U.S. and Iraqi special forces killed at least 16 followers of the Shiite Muslim cleric Moqtada al-Sadr on Sunday in a twilight assault on what the U.S. military said was a “terrorist cell” responsible for attacks on soldiers and civilians.
Aides to Sadr, who is backed by one of the country’s largest and most feared militias, said those killed were innocents praying in the al-Moustafa mosque in the Shaab neighborhood, well north of Adhamiyah, when the assault began at 6 p.m.
The U.S. military said in a statement that “no mosques were entered or damaged during this operation.” The military also said U.S. forces came under fire as the raid began and then returned fire. It was impossible to verify where the raid took place because of the nightly government-imposed curfew that began at 8 p.m., hours before news of the incident broke.
The killings further inflamed an already volatile political situation as Iraqi leaders struggle to form a new government in the face of mounting sectarian violence. An outspoken opponent of the U.S. presence in Iraq, Sadr has become a potent political force, fielding more than 30 loyal members in Iraq’s new parliament. The incident Sunday was one of the deadliest encounters between his followers and U.S. and Iraqi forces since his Mahdi Army militia waged two violent uprisings in 2004.
Maliki blamed the incident on U.S. Ambassador Zalmay Khalilzad, who has accused the Mahdi Army of carrying out a slew of recent killings in the wake of the bombing last month of a revered Shiite mosque in Samarra, north of Baghdad.

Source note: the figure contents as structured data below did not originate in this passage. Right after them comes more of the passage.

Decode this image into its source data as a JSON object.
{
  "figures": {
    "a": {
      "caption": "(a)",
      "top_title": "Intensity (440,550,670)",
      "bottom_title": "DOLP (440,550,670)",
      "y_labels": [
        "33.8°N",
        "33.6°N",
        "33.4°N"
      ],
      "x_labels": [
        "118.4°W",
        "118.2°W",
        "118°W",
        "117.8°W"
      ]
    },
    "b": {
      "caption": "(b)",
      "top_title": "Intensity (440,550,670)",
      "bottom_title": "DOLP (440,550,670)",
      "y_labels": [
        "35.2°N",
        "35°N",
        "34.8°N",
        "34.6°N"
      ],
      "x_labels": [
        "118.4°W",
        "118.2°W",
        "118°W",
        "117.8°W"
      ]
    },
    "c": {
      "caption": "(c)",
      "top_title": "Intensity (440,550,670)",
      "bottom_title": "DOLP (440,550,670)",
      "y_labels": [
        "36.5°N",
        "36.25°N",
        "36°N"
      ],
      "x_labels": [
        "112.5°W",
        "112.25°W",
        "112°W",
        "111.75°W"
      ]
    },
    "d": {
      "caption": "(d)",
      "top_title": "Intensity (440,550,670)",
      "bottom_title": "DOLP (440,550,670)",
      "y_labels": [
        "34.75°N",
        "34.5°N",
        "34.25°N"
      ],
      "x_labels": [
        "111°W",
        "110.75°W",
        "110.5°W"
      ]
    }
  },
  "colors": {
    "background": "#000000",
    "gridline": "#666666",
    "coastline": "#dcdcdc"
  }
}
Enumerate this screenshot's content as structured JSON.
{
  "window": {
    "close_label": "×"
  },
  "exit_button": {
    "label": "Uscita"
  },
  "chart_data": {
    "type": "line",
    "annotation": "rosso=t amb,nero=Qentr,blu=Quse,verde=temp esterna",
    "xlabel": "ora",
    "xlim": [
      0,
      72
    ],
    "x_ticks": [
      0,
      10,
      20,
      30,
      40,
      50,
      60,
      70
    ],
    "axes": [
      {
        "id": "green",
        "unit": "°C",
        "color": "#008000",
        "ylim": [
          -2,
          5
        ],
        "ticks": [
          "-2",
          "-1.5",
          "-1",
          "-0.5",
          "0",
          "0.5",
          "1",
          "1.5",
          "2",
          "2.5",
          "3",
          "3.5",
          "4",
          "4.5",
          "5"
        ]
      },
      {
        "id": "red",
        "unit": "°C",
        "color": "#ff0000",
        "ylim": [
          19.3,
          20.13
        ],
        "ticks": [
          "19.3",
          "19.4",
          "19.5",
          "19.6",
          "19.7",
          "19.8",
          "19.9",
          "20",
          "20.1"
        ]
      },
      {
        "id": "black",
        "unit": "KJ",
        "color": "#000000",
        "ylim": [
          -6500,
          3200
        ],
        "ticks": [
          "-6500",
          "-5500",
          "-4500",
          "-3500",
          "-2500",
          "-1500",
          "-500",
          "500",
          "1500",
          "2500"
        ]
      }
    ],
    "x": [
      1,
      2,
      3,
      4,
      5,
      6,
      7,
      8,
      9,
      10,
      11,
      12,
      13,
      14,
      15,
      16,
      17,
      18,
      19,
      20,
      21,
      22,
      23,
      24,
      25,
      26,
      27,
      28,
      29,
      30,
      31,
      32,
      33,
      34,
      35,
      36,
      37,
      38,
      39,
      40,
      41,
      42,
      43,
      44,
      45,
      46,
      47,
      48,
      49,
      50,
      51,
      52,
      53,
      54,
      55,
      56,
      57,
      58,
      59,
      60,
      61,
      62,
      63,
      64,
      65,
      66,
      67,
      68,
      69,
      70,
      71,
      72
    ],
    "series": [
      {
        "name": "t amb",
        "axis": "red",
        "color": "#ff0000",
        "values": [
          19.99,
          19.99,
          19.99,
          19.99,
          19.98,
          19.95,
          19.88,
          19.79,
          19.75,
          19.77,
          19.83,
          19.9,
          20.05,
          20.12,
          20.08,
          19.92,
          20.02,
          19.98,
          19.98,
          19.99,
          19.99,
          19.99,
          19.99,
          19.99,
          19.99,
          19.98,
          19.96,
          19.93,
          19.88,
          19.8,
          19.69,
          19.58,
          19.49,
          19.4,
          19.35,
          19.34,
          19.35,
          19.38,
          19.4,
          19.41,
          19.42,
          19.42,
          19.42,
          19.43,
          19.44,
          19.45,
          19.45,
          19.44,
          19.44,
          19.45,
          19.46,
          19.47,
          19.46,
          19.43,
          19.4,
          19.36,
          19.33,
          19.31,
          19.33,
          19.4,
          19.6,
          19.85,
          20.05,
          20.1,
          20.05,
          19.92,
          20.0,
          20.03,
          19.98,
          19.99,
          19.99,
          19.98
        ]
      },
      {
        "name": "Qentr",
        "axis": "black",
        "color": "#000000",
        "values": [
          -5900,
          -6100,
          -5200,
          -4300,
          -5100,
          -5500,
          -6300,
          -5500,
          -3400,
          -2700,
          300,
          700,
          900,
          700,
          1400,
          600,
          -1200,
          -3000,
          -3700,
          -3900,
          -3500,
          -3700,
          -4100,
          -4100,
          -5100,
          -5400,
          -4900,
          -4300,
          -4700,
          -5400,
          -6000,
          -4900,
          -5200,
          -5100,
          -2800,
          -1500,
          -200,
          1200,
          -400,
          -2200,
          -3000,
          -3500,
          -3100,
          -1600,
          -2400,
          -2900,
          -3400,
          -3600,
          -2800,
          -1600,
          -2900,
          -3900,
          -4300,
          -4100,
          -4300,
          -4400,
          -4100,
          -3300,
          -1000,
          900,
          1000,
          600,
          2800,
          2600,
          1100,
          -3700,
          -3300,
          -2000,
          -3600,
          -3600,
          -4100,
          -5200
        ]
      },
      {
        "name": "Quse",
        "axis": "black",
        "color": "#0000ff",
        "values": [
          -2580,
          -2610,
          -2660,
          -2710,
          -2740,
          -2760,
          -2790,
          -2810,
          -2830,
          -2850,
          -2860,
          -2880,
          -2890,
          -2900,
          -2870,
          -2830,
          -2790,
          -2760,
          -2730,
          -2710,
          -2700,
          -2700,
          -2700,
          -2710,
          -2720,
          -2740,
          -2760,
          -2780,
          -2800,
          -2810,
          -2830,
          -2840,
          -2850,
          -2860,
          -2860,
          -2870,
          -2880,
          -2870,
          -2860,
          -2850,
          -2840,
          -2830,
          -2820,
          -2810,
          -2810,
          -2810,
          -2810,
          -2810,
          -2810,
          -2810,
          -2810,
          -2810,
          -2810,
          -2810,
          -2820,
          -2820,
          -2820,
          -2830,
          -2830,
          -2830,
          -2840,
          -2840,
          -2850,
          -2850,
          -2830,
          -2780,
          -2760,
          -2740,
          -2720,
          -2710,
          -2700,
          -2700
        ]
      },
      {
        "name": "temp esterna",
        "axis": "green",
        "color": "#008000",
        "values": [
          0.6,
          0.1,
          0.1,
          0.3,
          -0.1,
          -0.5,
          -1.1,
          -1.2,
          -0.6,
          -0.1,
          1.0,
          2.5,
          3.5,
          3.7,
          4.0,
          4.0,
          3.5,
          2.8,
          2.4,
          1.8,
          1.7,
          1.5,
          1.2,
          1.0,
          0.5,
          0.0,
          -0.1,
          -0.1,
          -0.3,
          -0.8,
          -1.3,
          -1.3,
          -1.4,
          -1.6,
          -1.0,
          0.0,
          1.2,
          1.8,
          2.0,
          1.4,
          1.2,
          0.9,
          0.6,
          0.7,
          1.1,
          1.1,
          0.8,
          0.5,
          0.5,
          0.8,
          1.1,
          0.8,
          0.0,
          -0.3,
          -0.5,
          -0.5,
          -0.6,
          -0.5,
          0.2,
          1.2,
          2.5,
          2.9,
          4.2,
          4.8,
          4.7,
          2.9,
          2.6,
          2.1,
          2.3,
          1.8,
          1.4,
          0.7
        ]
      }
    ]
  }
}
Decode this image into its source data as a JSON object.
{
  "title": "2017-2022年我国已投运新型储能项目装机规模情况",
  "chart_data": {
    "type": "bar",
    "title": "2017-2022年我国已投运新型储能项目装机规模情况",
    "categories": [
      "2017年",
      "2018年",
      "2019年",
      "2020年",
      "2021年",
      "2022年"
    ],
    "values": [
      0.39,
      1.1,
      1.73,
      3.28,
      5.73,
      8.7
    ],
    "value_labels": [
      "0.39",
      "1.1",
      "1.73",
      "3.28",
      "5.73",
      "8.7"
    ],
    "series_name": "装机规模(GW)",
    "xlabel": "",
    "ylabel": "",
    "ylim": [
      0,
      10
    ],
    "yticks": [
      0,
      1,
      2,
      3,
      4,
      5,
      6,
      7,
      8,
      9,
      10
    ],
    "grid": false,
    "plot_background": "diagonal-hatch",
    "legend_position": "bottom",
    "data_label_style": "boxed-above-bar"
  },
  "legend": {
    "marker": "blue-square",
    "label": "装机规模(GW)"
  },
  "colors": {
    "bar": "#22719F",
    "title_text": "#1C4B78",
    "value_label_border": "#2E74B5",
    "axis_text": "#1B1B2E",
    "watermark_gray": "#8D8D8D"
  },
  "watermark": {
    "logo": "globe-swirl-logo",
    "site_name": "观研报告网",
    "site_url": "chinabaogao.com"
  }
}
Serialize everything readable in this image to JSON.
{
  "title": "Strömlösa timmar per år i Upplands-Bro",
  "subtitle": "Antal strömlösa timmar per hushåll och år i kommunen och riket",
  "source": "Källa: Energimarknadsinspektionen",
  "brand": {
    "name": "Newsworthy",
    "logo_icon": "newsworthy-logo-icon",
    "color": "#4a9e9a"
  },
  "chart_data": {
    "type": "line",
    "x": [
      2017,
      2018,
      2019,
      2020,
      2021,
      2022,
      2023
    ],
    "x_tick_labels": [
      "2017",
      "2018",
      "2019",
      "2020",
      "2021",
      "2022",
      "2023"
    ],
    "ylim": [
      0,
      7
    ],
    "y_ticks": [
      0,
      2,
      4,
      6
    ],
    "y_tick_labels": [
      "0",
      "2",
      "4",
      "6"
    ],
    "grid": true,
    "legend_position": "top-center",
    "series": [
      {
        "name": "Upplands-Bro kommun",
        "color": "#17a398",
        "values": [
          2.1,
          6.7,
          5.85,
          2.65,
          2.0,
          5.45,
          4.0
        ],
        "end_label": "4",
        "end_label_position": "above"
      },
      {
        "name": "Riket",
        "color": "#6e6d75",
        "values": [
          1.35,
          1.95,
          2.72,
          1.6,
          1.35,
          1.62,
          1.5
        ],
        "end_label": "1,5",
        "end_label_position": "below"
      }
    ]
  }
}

In a statement read by a government spokesman on al-Iraqiya, Prime Minister Ibrahim al-Jafari called for calm and said he had discussed the incident with Gen. George W. Casey Jr., commander of U.S. forces in Iraq, who Jafari said had “promised to investigate.”
“We call upon the sons of our people to be aware of what is being plotted against the country,” Jafari said. “We hope that they will enjoy patience till the conclusion of the ongoing, immediate investigations.”
An aide to Jafari, who was endorsed by Sadr’s political wing to retain his job in the next government but is opposed by other Iraqi factions, said the government was not notified about the raid in advance.
“The incident has injured the whole political process,” said the aide, who spoke on condition of anonymity, referring to the deliberations about the composition of the next government that have deadlocked since elections in December.
Also in Baghdad, U.S. and Iraqi forces stormed an Interior Ministry detention facility and found 17 foreign prisoners. News services reported that as many as 40 police officers were detained in the operation, which came after pledges by U.S. commanders to crack down on abuse of detainees following recent disclosures of torture in at least two Iraqi-run prisons.
The aide to Jafari said that no evidence of torture was found and that the prisoners included Sudanese, Egyptians and other Arab nationals, all of whom were awaiting deportation because they lacked proper identification. A U.S. military spokesman, Lt. Col. Barry Johnson, said he had “no releasable information” on the incident.
Elsewhere in Iraq, army and medical officials in Diyala province, northeast of Baghdad, said 30 headless bodies were discovered at 6:30 p.m. in a deserted brush area in Tarfiya, a village outside Baqubah, 35 miles from the capital.
Tariq Shallal Hiyali, deputy director of the provincial health department, said all of the bodies were male.
In an unrelated case also in Diyala province, a source in the Iraqi Interior Ministry said Sunday that a security officer had been arrested about three days earlier and charged with heading a criminal gang whose members dressed as security officers to kidnap and kill people. The official, who would not be quoted by name, identified the arrested man as Arkan Mohammed al-Bawi, 32. He said Bawi had confessed during interrogation that his gang members wore police uniforms stolen during attacks on police checkpoints and that they had killed “many people.”
The Reuters news service reported that Bawi was a police major and that his brother is the chief of police in Diyala province.